Switch

Written by Fares Khelif.

Problem Statement

• English
• Arabic

Solution

"NO SOLUTION" Case

• We can notice that the electricity moves diagonally, so we can mark the points between squares as the points where the electricity settles.
• Consider a checkerboard: squares with (i+j) even are light, and (i+j) odd are dark.Since it is impossible to move from dark squares to light ones (or the opposite), any point with (i+j) odd is unreachable. As we start from (0, 0) where (i+j) is even, all odd-parity points are marked UNREACHABLE, as shown in the illustration :
• So if ((n-1)+(m-1)) which simplifies to (n+m) is odd, then the answer would be "NO SOLUTION".

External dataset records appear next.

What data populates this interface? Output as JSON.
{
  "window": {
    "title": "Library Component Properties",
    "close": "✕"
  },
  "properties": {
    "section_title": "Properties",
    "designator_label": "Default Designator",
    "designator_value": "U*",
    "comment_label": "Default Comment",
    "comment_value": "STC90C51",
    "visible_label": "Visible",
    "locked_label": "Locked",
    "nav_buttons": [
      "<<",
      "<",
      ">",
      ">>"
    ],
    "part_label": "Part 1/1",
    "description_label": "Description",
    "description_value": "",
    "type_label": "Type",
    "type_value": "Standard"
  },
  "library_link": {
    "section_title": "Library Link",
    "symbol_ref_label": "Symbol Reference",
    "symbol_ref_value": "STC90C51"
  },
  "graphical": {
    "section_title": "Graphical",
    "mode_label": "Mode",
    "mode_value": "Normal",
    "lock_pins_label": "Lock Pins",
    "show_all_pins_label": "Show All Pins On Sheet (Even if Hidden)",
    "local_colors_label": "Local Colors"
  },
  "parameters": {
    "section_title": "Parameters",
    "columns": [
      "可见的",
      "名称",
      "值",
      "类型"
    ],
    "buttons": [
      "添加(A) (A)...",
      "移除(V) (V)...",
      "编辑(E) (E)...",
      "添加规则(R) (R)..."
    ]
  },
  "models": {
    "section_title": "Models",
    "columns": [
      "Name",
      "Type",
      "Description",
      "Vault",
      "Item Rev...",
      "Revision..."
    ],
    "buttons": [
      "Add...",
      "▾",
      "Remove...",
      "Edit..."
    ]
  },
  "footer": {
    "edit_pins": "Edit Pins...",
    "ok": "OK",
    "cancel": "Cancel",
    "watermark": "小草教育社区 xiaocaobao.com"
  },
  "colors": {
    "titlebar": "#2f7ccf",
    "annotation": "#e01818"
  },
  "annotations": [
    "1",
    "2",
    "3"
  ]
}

Find the solution when it exists

1. The cost to reach a point [i, j] is the minimum over all incoming diagonals: previous cost + 0 if the tile already aligns, or +1 if it must be turned. So we can consider the whole circuit as a weighted graph, and the tiles as undirected edges, and the points between the squares as nodes. If the tile is ready to transfer the electricity from a point to another then the weight is 0, otherwise it's 1.
2. We can implement Dijkstra's algorithm to find the shortest path from the source to the lamp.

Implementation

#include <bits/stdc++.h>  
using namespace std;  
#define endl '\n'  
using ll  = long long;  
using pll = pair<ll, ll>;  
  
  
void solve() {  
    ll n, m; cin >> n >> m;  
    vector<string> a(n);  
    for (ll i = 0; i < n; i++) cin >> a[i];  
    if ((n+m)%2==1) {  
        cout << "NO SOLUTION" << endl;  
        return;  
    }  
  
    vector<vector<vector<pair<ll, vector<ll>>>>> graph(n+1, vector<vector<pair<ll, vector<ll>>>>(m+1));  
  
    for (ll i = 0; i < n; i++) {  
        for (ll j = 0; j < m; j++) {  
            if ((i+j)%2==0) {  
                if (a[i][j] == '\\') {  
                    graph[i][j].push_back({0, {i+1, j+1}});  
                    graph[i+1][j+1].push_back({0, {i, j}});  
                }  
                else {  
                    graph[i][j].push_back({1, {i+1, j+1}});  
                    graph[i+1][j+1].push_back({1, {i, j}});  
                }  
            }  
            else {  
                if (a[i][j] == '/') {  
                    graph[i+1][j].push_back({0, {i, j+1}});  
                    graph[i][j+1].push_back({0, {i+1, j}});  
                }  
                else {  
                    graph[i+1][j].push_back({1, {i, j+1}});  
                    graph[i][j+1].push_back({1, {i+1, j}});  
                }  
            }  
        }  
    }  
    vector<vector<ll>> ans(n+1, vector<ll>(m+1, 1e18));  
    ans[0][0] = 0;  
    priority_queue<pair<ll, vector<ll>>, vector<pair<ll, vector<ll>>>, greater<pair<ll, vector<ll>>>> pq; // {cost of reaching, x, y}  
    pq.push({0,{0, 0}});  
    while (!pq.empty()) {  
        auto v = pq.top();  
        ll w = v.first, x = v.second[0], y = v.second[1];  
        pq.pop();  
        for (auto c : graph[x][y]) {  
            if (ans[c.second[0]][c.second[1]] > w+c.first) {  
                ans[c.second[0]][c.second[1]] = w+c.first;  
                pq.push({ans[c.second[0]][c.second[1]], {c.second[0], c.second[1]}});  
            }  
        }  
    }  
    cout << ans[n][m] << endl;  
}  
int main() {  
    ios_base::sync_with_stdio(false);  
    cin.tie(nullptr);  
    //___________________________  
    solve();  
    return 0;  
}

Time complexity Analysis

• The solution is implementing Dijkstra's algorithm, whose time complexity is O(E * log V)
• Since we have (n+1) * (m+1) nodes, the complexity is O((n*m) log(n*m)), which is about 4.4 * 10^6 operations and sufficient for the constraints.